Judith Lewis: Reading Lolita in Tehran, by Azar Nafisi (2003). A secret women’s book club led by deposed English professor Nafisi in fundamentalist Iran lends new urgency to classics of English-language literature.


Brendan Bernhard: The Riddle of the Sands, by Erskine Childers (1903). A brilliant, and very early example of the novel of international intrigue and espionage, celebrating its centenary this year. And Judge Savage, by Tim Parks (2003). When is this man going to win the Booker?


Tom Christie: Any Human Heart by William Boyd (2003). An intelligent, emotionally gripping, thoroughly enjoyable fictional passage through 20th-century life and culture from one of our most consistent novelists. When is this man going to win the Booker?


Deborah Vankin: How To Breathe Underwater, by Julie Orringer (2003). A potent — and even painful — debut collection of stories about wicked children, suffocating loneliness and the sting of adolescent alienation.


Jonathan Gold: Cooking by Hand, by Paul Bertolli (2003). Not just homemade pasta, but homemade pasta prepared with home-milled organic wheat and boiled in water seasoned with coarse sea salt that is 83 percent sodium chloride. The least compromised cookbook of our generation, and conceivably the best-written.


Libby Molyneaux: Drop City, by T.C. Boyle (2003). It totally succeeds at capturing the 1960s hippie days and not only makes you glad you weren’t there, but leaves you feeling in serious need of a hot shower.


Robert Jaffee: The Spooky Art — Some Thoughts on Writing, by Norman Mailer (2003). Comparing himself to an aging boxer training for one last fight, longtime fistic fan Mailer endures the punishment and produces what may be the most insightful book written about writing.


Sheila Beaumont:
Sunshine, by Robin McKinley (2003). An enchanting, “Buffyesque” vampire fantasy written by an author best known for her novels based on fairy tales such as “Sleeping Beauty” and “Beauty and the Beast.”


Erin Aubry Kaplan: Freedom Dreams: The Black Radical Imagination, by Robin D.G. Kelley (2002). Kelley is to black political theory what Mike Davis is to L.A. history — passionate and freethinking but intellectually anchored, a master illuminator.


Ella Taylor: Everything Is Illuminated, by Jonathan Safran Foer (2002). A wonderfully mad trek through the Ukraine’s inglorious history, laced with the funniest crucifixion of the English language I’ve ever read.
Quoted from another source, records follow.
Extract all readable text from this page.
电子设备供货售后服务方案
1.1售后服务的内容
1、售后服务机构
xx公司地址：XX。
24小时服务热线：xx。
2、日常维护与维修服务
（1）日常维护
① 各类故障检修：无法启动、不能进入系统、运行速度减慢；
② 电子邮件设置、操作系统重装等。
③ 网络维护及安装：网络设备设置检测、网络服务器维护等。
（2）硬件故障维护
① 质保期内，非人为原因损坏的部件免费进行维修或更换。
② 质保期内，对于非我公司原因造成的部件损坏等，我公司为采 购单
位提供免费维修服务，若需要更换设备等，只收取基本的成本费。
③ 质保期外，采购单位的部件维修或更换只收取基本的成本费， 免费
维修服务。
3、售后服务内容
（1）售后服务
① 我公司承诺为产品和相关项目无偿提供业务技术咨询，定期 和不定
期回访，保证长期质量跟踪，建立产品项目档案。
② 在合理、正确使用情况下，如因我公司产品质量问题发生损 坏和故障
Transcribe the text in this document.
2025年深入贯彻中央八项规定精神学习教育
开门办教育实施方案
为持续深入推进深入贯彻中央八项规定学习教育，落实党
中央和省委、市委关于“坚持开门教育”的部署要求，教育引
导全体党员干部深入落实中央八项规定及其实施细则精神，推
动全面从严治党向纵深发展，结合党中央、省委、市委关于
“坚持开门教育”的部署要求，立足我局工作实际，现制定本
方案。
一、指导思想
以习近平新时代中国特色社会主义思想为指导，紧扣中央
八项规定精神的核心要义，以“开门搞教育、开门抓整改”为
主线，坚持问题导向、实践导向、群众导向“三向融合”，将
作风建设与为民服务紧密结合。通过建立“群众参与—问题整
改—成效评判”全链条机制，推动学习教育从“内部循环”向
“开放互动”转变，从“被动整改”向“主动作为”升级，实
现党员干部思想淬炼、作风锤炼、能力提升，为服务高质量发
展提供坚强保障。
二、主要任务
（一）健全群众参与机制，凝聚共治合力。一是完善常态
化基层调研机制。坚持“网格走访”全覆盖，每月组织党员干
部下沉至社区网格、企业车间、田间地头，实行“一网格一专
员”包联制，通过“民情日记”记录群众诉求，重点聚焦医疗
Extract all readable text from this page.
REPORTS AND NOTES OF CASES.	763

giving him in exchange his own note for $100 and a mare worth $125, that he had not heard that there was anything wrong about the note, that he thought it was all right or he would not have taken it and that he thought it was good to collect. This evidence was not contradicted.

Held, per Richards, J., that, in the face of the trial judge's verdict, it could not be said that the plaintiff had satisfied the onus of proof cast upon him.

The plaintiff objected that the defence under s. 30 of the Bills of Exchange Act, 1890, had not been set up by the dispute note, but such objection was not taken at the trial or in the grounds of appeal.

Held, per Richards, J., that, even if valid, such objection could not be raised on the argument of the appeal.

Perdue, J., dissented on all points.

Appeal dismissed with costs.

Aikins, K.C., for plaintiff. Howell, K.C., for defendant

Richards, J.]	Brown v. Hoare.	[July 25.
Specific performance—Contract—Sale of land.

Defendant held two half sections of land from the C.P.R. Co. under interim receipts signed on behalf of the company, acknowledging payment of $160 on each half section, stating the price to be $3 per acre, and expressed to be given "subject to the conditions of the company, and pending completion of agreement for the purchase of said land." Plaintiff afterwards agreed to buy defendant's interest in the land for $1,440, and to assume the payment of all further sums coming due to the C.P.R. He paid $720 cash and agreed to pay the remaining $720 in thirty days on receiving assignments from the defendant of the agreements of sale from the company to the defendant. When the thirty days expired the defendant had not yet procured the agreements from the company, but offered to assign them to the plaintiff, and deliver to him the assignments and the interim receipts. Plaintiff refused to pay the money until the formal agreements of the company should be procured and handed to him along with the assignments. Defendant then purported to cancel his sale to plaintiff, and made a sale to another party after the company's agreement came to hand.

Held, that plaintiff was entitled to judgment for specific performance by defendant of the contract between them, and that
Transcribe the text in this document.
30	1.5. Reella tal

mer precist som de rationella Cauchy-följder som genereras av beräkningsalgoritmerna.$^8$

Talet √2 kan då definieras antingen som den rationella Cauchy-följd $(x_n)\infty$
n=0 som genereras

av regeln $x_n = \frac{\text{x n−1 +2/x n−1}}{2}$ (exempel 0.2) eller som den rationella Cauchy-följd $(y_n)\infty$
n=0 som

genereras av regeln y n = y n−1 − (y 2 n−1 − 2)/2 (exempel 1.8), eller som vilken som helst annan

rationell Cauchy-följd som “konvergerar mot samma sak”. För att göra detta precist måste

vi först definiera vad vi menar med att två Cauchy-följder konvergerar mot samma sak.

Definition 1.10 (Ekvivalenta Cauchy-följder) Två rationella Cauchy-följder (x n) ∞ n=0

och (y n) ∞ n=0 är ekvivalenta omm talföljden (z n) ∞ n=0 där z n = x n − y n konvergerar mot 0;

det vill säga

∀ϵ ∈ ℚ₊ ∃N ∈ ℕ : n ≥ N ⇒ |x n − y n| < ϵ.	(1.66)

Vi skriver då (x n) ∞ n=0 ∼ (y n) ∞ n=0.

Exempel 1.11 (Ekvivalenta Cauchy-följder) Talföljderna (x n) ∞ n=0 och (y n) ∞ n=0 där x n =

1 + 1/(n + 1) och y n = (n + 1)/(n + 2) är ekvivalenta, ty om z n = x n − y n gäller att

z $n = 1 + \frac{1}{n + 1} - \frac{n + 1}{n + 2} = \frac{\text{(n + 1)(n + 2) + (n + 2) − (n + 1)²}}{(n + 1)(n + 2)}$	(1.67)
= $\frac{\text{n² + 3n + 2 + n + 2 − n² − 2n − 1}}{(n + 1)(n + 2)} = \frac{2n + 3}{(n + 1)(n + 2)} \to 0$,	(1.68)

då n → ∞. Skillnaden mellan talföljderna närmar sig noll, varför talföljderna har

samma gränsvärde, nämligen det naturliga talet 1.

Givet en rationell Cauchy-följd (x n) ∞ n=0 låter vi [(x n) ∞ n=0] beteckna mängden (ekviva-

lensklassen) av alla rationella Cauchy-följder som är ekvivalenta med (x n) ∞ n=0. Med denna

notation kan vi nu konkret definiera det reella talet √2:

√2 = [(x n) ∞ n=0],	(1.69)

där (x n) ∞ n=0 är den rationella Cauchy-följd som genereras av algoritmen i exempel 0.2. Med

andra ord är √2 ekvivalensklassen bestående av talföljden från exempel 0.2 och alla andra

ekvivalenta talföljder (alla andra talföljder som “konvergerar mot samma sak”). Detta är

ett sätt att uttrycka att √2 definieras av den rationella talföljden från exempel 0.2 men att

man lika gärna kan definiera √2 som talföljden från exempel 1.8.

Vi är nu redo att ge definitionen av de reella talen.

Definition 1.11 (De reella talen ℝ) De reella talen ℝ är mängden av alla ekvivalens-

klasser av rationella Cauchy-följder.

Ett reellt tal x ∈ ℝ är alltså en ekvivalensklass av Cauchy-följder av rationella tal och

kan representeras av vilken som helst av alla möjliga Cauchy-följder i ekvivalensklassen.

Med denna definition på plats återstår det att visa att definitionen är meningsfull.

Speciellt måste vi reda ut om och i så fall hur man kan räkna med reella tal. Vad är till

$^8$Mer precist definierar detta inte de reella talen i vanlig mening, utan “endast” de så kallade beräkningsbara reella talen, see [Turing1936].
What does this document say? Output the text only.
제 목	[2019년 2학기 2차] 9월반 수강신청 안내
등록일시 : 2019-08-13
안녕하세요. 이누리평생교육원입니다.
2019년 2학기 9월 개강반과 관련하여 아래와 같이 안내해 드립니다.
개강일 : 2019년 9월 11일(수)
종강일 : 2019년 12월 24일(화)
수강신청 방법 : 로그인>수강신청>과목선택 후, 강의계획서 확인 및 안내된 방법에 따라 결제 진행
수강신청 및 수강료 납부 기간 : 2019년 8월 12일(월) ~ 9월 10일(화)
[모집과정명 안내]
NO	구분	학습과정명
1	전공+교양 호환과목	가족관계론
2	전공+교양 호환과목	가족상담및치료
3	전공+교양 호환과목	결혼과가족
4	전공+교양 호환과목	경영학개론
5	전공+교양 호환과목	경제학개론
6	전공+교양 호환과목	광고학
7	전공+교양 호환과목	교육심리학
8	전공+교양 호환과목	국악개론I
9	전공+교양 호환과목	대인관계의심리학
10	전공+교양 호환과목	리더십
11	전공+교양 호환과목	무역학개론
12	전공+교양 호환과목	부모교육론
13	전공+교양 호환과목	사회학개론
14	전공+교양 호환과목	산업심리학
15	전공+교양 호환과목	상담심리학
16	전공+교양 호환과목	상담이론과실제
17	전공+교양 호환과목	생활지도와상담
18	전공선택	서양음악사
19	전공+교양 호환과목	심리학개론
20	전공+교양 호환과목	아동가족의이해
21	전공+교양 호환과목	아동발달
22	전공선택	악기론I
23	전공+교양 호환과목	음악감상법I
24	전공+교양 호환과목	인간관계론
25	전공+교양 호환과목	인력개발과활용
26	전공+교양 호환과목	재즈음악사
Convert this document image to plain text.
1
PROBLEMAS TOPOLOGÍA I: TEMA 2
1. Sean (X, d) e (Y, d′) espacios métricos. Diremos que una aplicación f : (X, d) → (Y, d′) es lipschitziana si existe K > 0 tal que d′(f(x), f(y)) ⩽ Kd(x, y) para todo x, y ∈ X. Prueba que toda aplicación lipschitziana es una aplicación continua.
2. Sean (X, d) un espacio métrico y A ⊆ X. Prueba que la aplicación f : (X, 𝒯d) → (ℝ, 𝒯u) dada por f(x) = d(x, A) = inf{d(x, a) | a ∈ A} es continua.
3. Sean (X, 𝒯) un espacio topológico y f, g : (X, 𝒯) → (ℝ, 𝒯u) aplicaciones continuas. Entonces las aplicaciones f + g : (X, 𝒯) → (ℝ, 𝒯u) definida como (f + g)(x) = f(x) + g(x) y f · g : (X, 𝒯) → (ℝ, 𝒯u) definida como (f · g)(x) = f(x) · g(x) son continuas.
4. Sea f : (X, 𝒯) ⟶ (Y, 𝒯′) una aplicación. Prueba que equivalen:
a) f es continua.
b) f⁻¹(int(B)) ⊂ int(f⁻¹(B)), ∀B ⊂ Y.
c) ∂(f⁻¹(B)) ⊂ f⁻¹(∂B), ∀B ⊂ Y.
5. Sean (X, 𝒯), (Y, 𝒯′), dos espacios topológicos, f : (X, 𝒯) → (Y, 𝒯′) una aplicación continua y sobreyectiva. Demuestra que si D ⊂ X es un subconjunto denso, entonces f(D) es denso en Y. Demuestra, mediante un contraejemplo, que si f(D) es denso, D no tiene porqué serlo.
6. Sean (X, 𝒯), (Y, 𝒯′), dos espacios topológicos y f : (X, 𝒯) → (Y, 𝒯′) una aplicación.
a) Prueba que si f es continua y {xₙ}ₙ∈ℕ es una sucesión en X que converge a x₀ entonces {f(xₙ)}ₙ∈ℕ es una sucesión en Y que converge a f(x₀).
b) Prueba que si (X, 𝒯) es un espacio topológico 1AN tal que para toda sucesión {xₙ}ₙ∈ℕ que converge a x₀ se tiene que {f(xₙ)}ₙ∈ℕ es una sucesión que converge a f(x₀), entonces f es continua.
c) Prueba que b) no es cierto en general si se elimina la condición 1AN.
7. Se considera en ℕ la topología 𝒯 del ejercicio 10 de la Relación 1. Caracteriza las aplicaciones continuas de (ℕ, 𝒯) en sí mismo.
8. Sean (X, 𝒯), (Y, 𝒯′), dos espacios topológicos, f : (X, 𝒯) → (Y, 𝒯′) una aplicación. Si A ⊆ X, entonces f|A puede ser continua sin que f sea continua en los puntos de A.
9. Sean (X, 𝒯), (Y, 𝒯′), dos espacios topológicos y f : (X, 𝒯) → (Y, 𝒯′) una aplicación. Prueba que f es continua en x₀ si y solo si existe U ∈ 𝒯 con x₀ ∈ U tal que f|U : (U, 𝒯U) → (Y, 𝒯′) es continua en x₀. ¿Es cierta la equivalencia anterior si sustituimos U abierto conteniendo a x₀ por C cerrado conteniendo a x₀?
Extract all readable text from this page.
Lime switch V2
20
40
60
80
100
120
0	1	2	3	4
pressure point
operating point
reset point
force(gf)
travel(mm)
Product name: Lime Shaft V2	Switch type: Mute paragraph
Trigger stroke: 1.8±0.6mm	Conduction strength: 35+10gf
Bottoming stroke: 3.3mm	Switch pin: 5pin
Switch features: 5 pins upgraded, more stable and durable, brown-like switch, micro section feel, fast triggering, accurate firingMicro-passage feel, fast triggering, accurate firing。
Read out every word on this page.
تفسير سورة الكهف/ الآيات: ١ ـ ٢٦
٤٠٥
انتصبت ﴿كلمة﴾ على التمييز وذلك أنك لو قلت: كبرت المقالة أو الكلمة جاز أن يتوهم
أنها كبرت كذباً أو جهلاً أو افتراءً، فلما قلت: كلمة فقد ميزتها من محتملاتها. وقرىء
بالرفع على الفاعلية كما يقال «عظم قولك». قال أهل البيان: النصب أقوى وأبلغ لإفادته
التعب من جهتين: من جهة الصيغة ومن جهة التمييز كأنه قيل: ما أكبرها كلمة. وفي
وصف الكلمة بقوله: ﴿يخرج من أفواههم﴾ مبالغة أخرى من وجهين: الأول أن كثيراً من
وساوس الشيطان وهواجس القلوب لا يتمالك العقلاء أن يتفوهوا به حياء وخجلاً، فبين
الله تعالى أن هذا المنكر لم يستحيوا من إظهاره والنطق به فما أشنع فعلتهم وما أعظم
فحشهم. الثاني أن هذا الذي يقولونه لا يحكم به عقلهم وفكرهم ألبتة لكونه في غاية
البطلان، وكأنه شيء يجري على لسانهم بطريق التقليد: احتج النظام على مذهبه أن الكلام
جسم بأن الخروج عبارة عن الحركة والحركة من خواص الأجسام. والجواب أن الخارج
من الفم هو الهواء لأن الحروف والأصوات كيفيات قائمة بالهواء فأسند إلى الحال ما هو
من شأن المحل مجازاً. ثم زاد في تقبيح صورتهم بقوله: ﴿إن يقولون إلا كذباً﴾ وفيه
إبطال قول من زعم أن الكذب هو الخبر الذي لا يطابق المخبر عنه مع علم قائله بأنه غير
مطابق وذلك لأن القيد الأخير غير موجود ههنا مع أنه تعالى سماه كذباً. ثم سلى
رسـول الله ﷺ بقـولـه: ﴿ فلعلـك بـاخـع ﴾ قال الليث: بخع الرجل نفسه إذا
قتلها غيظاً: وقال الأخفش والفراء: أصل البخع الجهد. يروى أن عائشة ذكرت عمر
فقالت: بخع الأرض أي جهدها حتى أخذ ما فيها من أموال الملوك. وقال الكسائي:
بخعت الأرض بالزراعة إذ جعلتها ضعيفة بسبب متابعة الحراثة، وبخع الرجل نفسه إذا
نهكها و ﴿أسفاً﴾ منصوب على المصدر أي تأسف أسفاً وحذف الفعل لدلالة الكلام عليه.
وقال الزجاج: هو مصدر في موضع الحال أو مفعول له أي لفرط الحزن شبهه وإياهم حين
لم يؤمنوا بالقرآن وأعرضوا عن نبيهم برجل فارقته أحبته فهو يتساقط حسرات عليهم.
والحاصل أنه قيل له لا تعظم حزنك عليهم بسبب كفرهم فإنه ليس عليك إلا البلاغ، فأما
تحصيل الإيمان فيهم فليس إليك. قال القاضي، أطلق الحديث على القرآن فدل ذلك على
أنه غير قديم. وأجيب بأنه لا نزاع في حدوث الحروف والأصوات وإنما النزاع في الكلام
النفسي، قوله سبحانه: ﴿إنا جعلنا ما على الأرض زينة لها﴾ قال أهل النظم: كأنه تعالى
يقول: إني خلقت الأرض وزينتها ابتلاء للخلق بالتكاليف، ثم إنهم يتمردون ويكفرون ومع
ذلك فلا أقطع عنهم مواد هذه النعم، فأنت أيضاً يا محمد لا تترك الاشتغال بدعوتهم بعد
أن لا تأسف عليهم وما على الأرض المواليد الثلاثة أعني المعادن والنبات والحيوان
Steven Mikulan: Running With Scissors, by Augusten Burroughs (2002). This adolescent memoir is a New England family tale of mental illness, pederasty and rotting dog food — The Lord of the Flies with a laugh track.


Greg Burk: Constantine’s Sword, by James Carroll (2001). After falsely blaming the Jews for killing Christ, the Christians found a thousand ways to kill the Jews (and feel pious about it); here’s the dirt of millennia, irrefutable.


Ben Quiñones: Hearts and Hands: Creating Community in Violent Times, by Luis Rodriguez (2001). In times of destruction and death, this book is a powerful healing alternative.


John Powers: Learning Human: Selected Poems by Les Murray (2000). Sometimes too prodigious for his own good, a spectacular collection by a world-class Australian poet who reminds us, “Nothing’s free when it is explained.”


Joe Donnelly: Joe, by Larry Brown (1992). Brown is an underappreciated voice in American literature, and this is the one that puts him there with the greats.


Ron Stringer: The Great Gatsby, by F. Scott Fitzgerald (1925). After revisiting this classic for the first time since high school, I discovered a richer, darker, more resonant work than my 17-year-old mind had been prepared to comprehend.